Now compare it to Xi’s Multilateralism Manifesto in Dushanbe eight years later, reminiscing on how the SCO “has proved to be an excellent example of multilateralism in the 21stcentury,” and “has played an important role in enhancing the voice of developing countries.”
The strategic importance of this SCO summit taking place right after the Eastern Economic Forum (EEF) in Vladivostok cannot be overstated enough. The EEF focuses of course on the Russian Far East – and essentially advances interconnectivity between Russia and Asia.

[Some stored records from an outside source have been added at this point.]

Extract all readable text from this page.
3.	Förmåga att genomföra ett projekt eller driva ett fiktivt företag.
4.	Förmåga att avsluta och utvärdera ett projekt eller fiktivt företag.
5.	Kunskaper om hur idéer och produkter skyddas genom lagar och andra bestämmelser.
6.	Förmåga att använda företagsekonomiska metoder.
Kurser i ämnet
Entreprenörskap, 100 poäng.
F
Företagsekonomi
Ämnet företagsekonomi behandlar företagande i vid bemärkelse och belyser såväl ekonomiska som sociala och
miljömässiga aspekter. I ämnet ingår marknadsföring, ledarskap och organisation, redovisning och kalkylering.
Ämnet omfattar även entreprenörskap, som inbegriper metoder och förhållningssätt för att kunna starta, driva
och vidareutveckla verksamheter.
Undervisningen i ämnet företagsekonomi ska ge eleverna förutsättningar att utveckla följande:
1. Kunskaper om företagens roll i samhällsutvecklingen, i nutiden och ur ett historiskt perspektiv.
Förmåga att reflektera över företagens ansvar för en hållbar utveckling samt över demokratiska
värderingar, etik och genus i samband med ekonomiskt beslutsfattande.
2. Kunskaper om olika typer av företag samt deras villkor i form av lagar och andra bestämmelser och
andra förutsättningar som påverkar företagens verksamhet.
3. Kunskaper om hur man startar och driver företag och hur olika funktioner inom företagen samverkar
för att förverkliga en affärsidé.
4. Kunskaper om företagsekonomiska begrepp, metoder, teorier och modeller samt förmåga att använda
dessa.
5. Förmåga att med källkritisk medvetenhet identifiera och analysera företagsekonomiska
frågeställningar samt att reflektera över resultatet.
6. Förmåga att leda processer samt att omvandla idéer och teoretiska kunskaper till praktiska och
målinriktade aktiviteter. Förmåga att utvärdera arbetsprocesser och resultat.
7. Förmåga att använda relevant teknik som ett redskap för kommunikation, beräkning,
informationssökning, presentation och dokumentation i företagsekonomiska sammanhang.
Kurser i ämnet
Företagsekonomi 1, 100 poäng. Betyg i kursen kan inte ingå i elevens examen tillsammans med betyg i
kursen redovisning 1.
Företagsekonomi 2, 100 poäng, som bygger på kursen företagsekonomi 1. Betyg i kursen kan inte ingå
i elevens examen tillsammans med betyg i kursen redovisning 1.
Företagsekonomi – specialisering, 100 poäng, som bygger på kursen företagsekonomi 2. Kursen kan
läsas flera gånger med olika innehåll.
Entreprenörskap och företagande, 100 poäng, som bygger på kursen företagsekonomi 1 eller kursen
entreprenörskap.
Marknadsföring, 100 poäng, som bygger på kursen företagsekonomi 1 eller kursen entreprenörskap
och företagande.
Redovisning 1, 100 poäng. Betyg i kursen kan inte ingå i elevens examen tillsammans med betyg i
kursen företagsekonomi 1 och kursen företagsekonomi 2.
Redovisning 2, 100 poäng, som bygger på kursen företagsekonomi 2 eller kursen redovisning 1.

It is an absolutely key hub of Russia’s Greater Eurasian Partnership.
A cornucopia of deals is on the horizon – expanding from the Far East to the Arctic and the development of the Northern Sea Route, and involving everything from precious metals and green energy to digital sovereignty flowing through logistics corridors between Asia and Europe via Russia.
As Putin hinted in his keynote speech, this is what the Greater Eurasia Partnership is all about: the Eurasia Economic Union (EAEU), BRI, India’s initiative, ASEAN, and now the SCO, developing in a harmonized network, crucially operated by “sovereign decision-making centers.”

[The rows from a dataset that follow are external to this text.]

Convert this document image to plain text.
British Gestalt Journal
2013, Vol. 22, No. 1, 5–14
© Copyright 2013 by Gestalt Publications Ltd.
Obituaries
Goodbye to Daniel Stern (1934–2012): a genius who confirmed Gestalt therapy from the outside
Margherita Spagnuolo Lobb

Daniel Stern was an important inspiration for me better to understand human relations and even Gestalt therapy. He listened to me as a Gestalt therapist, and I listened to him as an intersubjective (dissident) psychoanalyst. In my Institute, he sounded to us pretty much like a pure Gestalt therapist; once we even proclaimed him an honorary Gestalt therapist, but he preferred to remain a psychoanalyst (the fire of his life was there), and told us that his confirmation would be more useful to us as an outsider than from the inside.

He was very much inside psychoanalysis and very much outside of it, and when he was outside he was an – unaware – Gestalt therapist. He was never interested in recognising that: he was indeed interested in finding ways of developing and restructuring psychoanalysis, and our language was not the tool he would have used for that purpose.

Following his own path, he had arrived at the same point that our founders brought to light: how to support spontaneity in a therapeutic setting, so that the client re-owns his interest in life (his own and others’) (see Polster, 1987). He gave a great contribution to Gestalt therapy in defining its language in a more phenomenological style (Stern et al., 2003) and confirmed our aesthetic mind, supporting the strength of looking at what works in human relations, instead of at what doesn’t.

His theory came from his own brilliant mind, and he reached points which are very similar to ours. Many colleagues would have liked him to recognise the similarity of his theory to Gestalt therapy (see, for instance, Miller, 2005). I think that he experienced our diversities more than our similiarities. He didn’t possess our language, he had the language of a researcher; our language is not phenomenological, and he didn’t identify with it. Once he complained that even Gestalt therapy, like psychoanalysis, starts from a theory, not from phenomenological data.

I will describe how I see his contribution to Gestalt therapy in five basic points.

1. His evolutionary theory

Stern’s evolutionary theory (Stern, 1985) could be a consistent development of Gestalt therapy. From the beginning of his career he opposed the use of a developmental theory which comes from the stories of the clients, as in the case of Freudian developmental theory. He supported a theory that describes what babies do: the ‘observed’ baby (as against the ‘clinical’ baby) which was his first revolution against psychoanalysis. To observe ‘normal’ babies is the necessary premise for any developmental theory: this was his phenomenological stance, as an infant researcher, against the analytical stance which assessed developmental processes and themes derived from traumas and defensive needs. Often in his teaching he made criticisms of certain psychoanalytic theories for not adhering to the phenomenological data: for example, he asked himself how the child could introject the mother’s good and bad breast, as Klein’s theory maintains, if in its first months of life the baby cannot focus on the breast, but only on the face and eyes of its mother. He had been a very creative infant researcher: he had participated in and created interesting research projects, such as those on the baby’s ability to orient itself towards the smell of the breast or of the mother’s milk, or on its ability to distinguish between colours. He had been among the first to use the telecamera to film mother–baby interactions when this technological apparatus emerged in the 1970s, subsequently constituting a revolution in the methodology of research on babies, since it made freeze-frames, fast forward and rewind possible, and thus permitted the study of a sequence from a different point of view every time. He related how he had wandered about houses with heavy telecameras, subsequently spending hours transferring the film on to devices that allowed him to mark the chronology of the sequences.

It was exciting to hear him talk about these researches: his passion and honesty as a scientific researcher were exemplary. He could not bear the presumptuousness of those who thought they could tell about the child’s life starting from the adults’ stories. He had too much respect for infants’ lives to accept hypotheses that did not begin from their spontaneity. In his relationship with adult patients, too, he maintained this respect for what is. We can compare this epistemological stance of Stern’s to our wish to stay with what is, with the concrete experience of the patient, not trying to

So if the BRI proposes a very Taoist “community of shared future for human kind,” the Russian project, conceptually, proposes a dialogue of civilizations (already evoked by the Khatami years in Iran) and sovereign economic-political projects. They are, indeed, complementary.

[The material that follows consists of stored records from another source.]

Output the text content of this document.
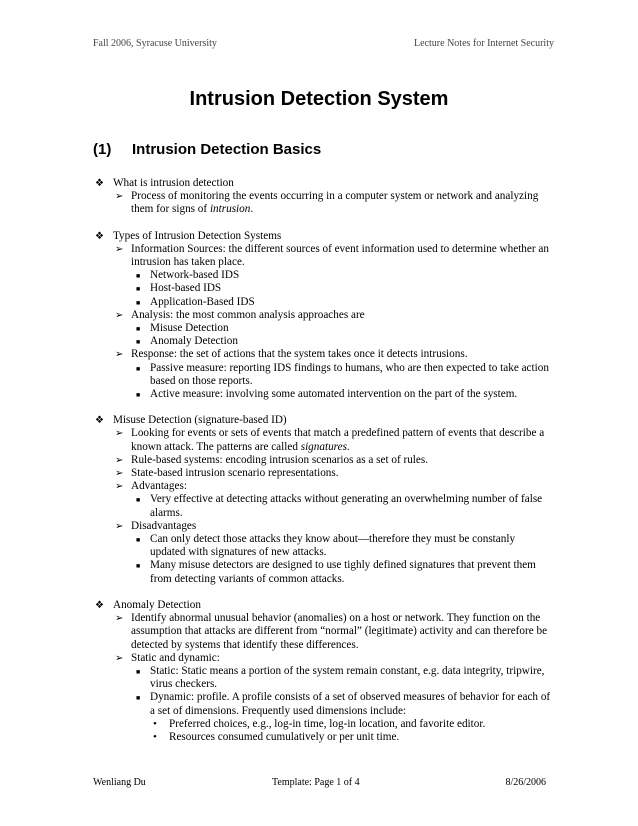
Fall 2006, Syracuse University	Lecture Notes for Internet Security
Intrusion Detection System
(1) Intrusion Detection Basics
❖ What is intrusion detection
➢ Process of monitoring the events occurring in a computer system or network and analyzing them for signs of intrusion.
❖ Types of Intrusion Detection Systems
➢ Information Sources: the different sources of event information used to determine whether an intrusion has taken place.
■ Network-based IDS
■ Host-based IDS
■ Application-Based IDS
➢ Analysis: the most common analysis approaches are
■ Misuse Detection
■ Anomaly Detection
➢ Response: the set of actions that the system takes once it detects intrusions.
■ Passive measure: reporting IDS findings to humans, who are then expected to take action based on those reports.
■ Active measure: involving some automated intervention on the part of the system.
❖ Misuse Detection (signature-based ID)
➢ Looking for events or sets of events that match a predefined pattern of events that describe a known attack. The patterns are called signatures.
➢ Rule-based systems: encoding intrusion scenarios as a set of rules.
➢ State-based intrusion scenario representations.
➢ Advantages:
■ Very effective at detecting attacks without generating an overwhelming number of false alarms.
➢ Disadvantages
■ Can only detect those attacks they know about—therefore they must be constanly updated with signatures of new attacks.
■ Many misuse detectors are designed to use tighly defined signatures that prevent them from detecting variants of common attacks.
❖ Anomaly Detection
➢ Identify abnormal unusual behavior (anomalies) on a host or network. They function on the assumption that attacks are different from “normal” (legitimate) activity and can therefore be detected by systems that identify these differences.
➢ Static and dynamic:
■ Static: Static means a portion of the system remain constant, e.g. data integrity, tripwire, virus checkers.
■ Dynamic: profile. A profile consists of a set of observed measures of behavior for each of a set of dimensions. Frequently used dimensions include:
• Preferred choices, e.g., log-in time, log-in location, and favorite editor.
• Resources consumed cumulatively or per unit time.
Wenliang Du	Template: Page 1 of 4	8/26/2006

Glenn Diesen, Professor at the University of South-Eastern Norway and an editor at the Russia in Global Affairs journal, is among the very few top scholars who are analyzing this process in depth. His latest book remarkably tells the whole story in its title: Europe as the Western Peninsula of Greater Eurasia: Geoeconomic Regions in a Multipolar World. It’s not clear whether Eurocrats in Brussels – slaves of Atlanticism and incapable of grasping the potential of Greater Eurasia – will end up exercising real strategic autonomy.
Diesen evokes in detail the parallels between the Russian and the Chinese strategies. He notes how China “is pursuing a three-pillared geoeconomic initiative by developing technological leadership via its China 2025 plan, new transportation corridors via its trillion-dollar Belt and Road Initiative, and establishing new financial instruments such as banks, payment systems and the internationalization of the yuan. Russia is similarly pursuing technological sovereignty, both in the digital sphere and beyond, as well as new transportation corridors such as the Northern Sea Route through the Arctic, and, primarily, new financial instruments.”
The whole Global South, stunned by the accelerated collapse of the western Empire and its unilateral “rules-based order, now seems to be ready to embrace the new groove, fully displayed in Dushanbe: a multipolar Greater Eurasia of sovereign equals.